Supplementary Material
Key Points:
One year after discontinuing routine contact precautions for endemic MRSA and VRE and expanding CHG bathing, there was no increase in LabID clinical cultures for MRSA or VRE (marker of healthcare associated infections), and there was considerable savings on materials and healthcare worker time.
Acknowledgments:
Statistical collaboration supported by NIH/National Center for Advancing Translational Science (NCATS) UCLA CTSI Grant Number UL1TR000124. Michael Burke and Douglas Niedzwiecki assisted with TDABC analysis.
Acknowledgments/Funding:
The study was self-funded.

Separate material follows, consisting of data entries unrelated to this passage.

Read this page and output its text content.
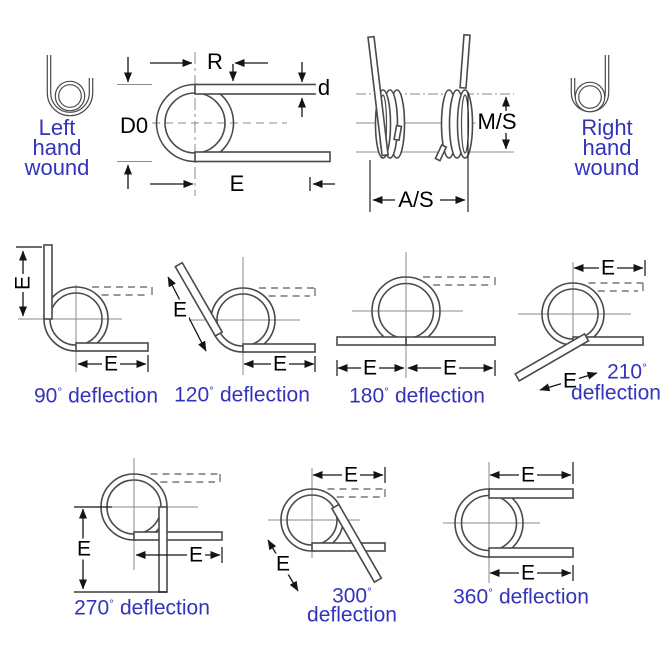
Left
hand
wound
Right
hand
wound
R
d
D0
E
M/S
A/S
E
E
E
E	E	E
E
E
E	E
E
E
E
E
90° deflection 120° deflection 180° deflection
210°
deflection
270° deflection
300°
deflection
360° deflection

Statistical collaboration was supported by NIH/National Center for Advancing Translational Science (NCATS) UCLA CTSI Grant Number UL1TR000124.
The data in this manuscript were presented in part at SHEA Spring 2015: Science Guiding Prevention, Orlando, FL, May 14–17, 2015 (Abstract #6820). The data presented at SHEA was limited to 6 months of post data from 1 hospital (Ronald Reagan UCLA Medical Center).
Appendix:
Hand Hygiene Observation Protocol:
UCLA Health has a volunteer based patient safety program that performs audits of both hand hygiene (HH) and use of personal protective equipment (PPE) in our hospitals. Each volunteer undergoes an application process and then training by a senior member of the team on the HH and PPE policies. Next, the volunteer performs audits under the supervision of a senior member of the team and then they are able to preform audits on their own. The two program leads preform interrater reliability to make sure training is consistent. HH compliance is washing ones hands with soap and water for 15 seconds or use of an alcohol based hand rub. PPE compliance is wearing both gloves and a gown tied behind the head and back. Observations are performed on all shifts, including nights and weekends. They are performed in all units in hospital A and primarily in the emergency room and the intensive care unit in hospital B. Each volunteer collects data for approximately 4 hours per week and collects data on 2 units per shift.
Footnotes
None of the authors have a conflict of interest.